I have never been as big of fan of Maggie Thatcher as other conservatives.

Larry Kudlow called her a champion of freedom.

I suppose that is true in her fight to de-socialize Great Britain.  And on that fight, I agreed with her ideas.

She was a great friend of Ronald Reagan, and she helped us battle the Soviets and win the Cold War.

She thought that Gorbachev was a man we could do business with, and on that one thing, she was right on.

But she was wrong on Ireland.  Dead wrong.  And she made the Troubles worse with her unwillingness to compromise.
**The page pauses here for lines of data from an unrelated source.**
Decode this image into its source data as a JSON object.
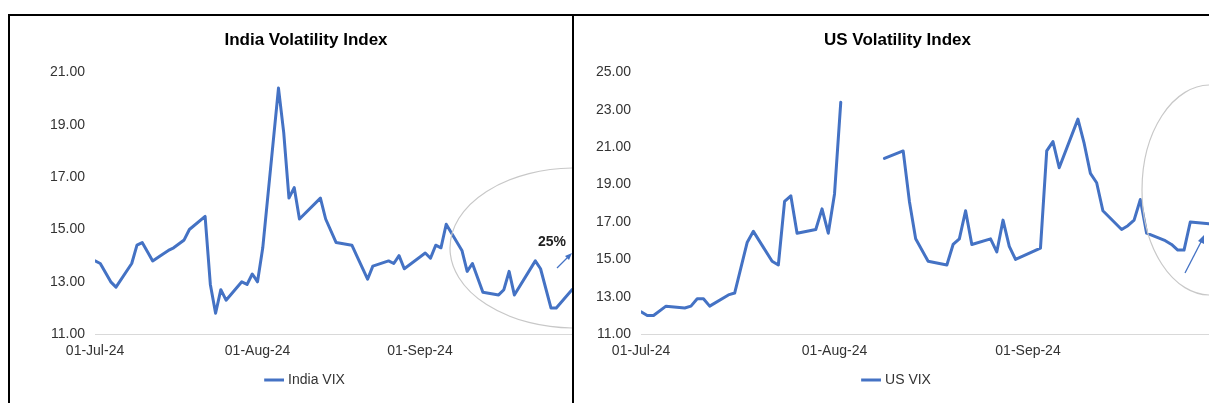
{
  "chart_data": [
    {
      "type": "line",
      "title": "India Volatility Index",
      "x": [
        "2024-07-01",
        "2024-07-02",
        "2024-07-04",
        "2024-07-05",
        "2024-07-08",
        "2024-07-09",
        "2024-07-10",
        "2024-07-12",
        "2024-07-15",
        "2024-07-16",
        "2024-07-18",
        "2024-07-19",
        "2024-07-22",
        "2024-07-23",
        "2024-07-24",
        "2024-07-25",
        "2024-07-26",
        "2024-07-29",
        "2024-07-30",
        "2024-07-31",
        "2024-08-01",
        "2024-08-02",
        "2024-08-05",
        "2024-08-06",
        "2024-08-07",
        "2024-08-08",
        "2024-08-09",
        "2024-08-13",
        "2024-08-14",
        "2024-08-16",
        "2024-08-19",
        "2024-08-22",
        "2024-08-23",
        "2024-08-26",
        "2024-08-27",
        "2024-08-28",
        "2024-08-29",
        "2024-09-02",
        "2024-09-03",
        "2024-09-04",
        "2024-09-05",
        "2024-09-06",
        "2024-09-09",
        "2024-09-10",
        "2024-09-11",
        "2024-09-13",
        "2024-09-16",
        "2024-09-17",
        "2024-09-18",
        "2024-09-19",
        "2024-09-23",
        "2024-09-24",
        "2024-09-26",
        "2024-09-27",
        "2024-09-30"
      ],
      "series": [
        {
          "name": "India VIX",
          "color": "#4472c4",
          "values": [
            13.8,
            13.7,
            13.0,
            12.8,
            13.7,
            14.4,
            14.5,
            13.8,
            14.2,
            14.3,
            14.6,
            15.0,
            15.5,
            12.9,
            11.8,
            12.7,
            12.3,
            13.0,
            12.9,
            13.3,
            13.0,
            14.3,
            20.4,
            18.7,
            16.2,
            16.6,
            15.4,
            16.2,
            15.4,
            14.5,
            14.4,
            13.1,
            13.6,
            13.8,
            13.7,
            14.0,
            13.5,
            14.1,
            13.9,
            14.4,
            14.3,
            15.2,
            14.2,
            13.4,
            13.7,
            12.6,
            12.5,
            12.7,
            13.4,
            12.5,
            13.8,
            13.5,
            12.0,
            12.0,
            12.7
          ]
        }
      ],
      "xlim": [
        "2024-07-01",
        "2024-09-30"
      ],
      "xticks": [
        {
          "value": "2024-07-01",
          "label": "01-Jul-24"
        },
        {
          "value": "2024-08-01",
          "label": "01-Aug-24"
        },
        {
          "value": "2024-09-01",
          "label": "01-Sep-24"
        }
      ],
      "ylim": [
        11,
        21
      ],
      "yticks": [
        {
          "value": 11,
          "label": "11.00"
        },
        {
          "value": 13,
          "label": "13.00"
        },
        {
          "value": 15,
          "label": "15.00"
        },
        {
          "value": 17,
          "label": "17.00"
        },
        {
          "value": 19,
          "label": "19.00"
        },
        {
          "value": 21,
          "label": "21.00"
        }
      ],
      "grid": false,
      "legend": "bottom",
      "marker": "none",
      "line_style": "solid",
      "annotations": [
        "25%"
      ]
    },
    {
      "type": "line",
      "title": "US Volatility Index",
      "x": [
        "2024-07-01",
        "2024-07-02",
        "2024-07-03",
        "2024-07-05",
        "2024-07-08",
        "2024-07-09",
        "2024-07-10",
        "2024-07-11",
        "2024-07-12",
        "2024-07-15",
        "2024-07-16",
        "2024-07-18",
        "2024-07-19",
        "2024-07-22",
        "2024-07-23",
        "2024-07-24",
        "2024-07-25",
        "2024-07-26",
        "2024-07-29",
        "2024-07-30",
        "2024-07-31",
        "2024-08-01",
        "2024-08-02",
        "2024-08-05",
        "2024-08-06",
        "2024-08-07",
        "2024-08-08",
        "2024-08-09",
        "2024-08-12",
        "2024-08-13",
        "2024-08-14",
        "2024-08-16",
        "2024-08-19",
        "2024-08-20",
        "2024-08-21",
        "2024-08-22",
        "2024-08-23",
        "2024-08-26",
        "2024-08-27",
        "2024-08-28",
        "2024-08-29",
        "2024-08-30",
        "2024-09-03",
        "2024-09-04",
        "2024-09-05",
        "2024-09-06",
        "2024-09-09",
        "2024-09-10",
        "2024-09-11",
        "2024-09-12",
        "2024-09-13",
        "2024-09-16",
        "2024-09-17",
        "2024-09-18",
        "2024-09-19",
        "2024-09-20",
        "2024-09-23",
        "2024-09-24",
        "2024-09-25",
        "2024-09-26",
        "2024-09-27",
        "2024-09-30"
      ],
      "series": [
        {
          "name": "US VIX",
          "color": "#4472c4",
          "values": [
            12.2,
            12.0,
            12.0,
            12.5,
            12.4,
            12.5,
            12.9,
            12.9,
            12.5,
            13.1,
            13.2,
            15.9,
            16.5,
            14.9,
            14.7,
            18.1,
            18.4,
            16.4,
            16.6,
            17.7,
            16.4,
            18.5,
            23.4,
            null,
            null,
            null,
            null,
            20.4,
            20.8,
            18.1,
            16.1,
            14.9,
            14.7,
            15.8,
            16.1,
            17.6,
            15.8,
            16.1,
            15.4,
            17.1,
            15.7,
            15.0,
            15.6,
            20.8,
            21.3,
            19.9,
            22.5,
            21.2,
            19.6,
            19.1,
            17.6,
            16.6,
            16.8,
            17.1,
            18.2,
            16.4,
            16.0,
            15.8,
            15.5,
            15.5,
            17.0,
            16.9
          ]
        }
      ],
      "xlim": [
        "2024-07-01",
        "2024-09-30"
      ],
      "xticks": [
        {
          "value": "2024-07-01",
          "label": "01-Jul-24"
        },
        {
          "value": "2024-08-01",
          "label": "01-Aug-24"
        },
        {
          "value": "2024-09-01",
          "label": "01-Sep-24"
        }
      ],
      "ylim": [
        11,
        25
      ],
      "yticks": [
        {
          "value": 11,
          "label": "11.00"
        },
        {
          "value": 13,
          "label": "13.00"
        },
        {
          "value": 15,
          "label": "15.00"
        },
        {
          "value": 17,
          "label": "17.00"
        },
        {
          "value": 19,
          "label": "19.00"
        },
        {
          "value": 21,
          "label": "21.00"
        },
        {
          "value": 23,
          "label": "23.00"
        },
        {
          "value": 25,
          "label": "25.00"
        }
      ],
      "grid": false,
      "legend": "bottom",
      "marker": "none",
      "line_style": "solid"
    }
  ]
}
She was Unionist at heart and she had no intention of ever combatting rampant anti-Catholic discrimination in Ulster or of doing anything to allow for power-sharing in that Ireland.

The British legacy in Ireland is shameful.  Their history of treating the Irish Catholics in the whole of Ireland but especially in the 6 counties in the North is horrific.

They were complicit in the Potato famine, which cause millions of Irish to starve to death.  For a hundred years, they wouldn’t allow the Irish to practice their religion in freedom, they wouldn’t allow the Irish to speak their native language, they wouldn’t allow them to have good jobs.  It was despicable.

Margaret Thatcher pined for the days when the English had dominion over the Irish.  She was a colonialist at heart, and she could never understand why the Irish despised her so much.

It was her intractability that caused ten Irish hunger strikers to die.  That was on her watch.  It was her policies that treated Irish prisoners of war like scum.

Her inflexibility radicalized a whole population and made it even harder to get a Peace Agreement.

Sure, she ended up signing the Anglo-Irish Agreement, which helped create a framework for the later peace agreements, but in her memoirs, she called that agreement a mistake.

The Iron Lady view of Ireland was that it should be beat down with an Iron Fist.

Some might admire that, but it was a policy disaster.

I went to college in Ireland in 1985 and 1987, and I remember traveling in the Bogside in Derry and seeing the British troops patrolling the streets.  I remember seeing the vast differences in living conditions between the Catholics and the Protestants.  I also remember seeing how the “Troubles” up North infected the economy down South in the Republic, and how terrible the economy was in the unoccupied part of Ireland.

Thatcher was a fierce opponent of European integration.  She wanted to keep Great Britain separate from the rest of Europe, and I suppose that made some sense for the English.  But the European Union was a God-send to the Republic of Ireland.   The EU made investments in Ireland that Great Britain wouldn’t or couldn’t make.

Today, the Irish leaders are being suitably cautious in their comments about the Iron Lady.  That makes sense because they don’t want to offend anybody back here.

Maggie Thatcher did some great things, but she had a huge blind spot and that blind spot was Ireland.   She was bad on Ireland.  Very bad.  And for those of us who love Ireland, that is not an insubstantial blot on her record.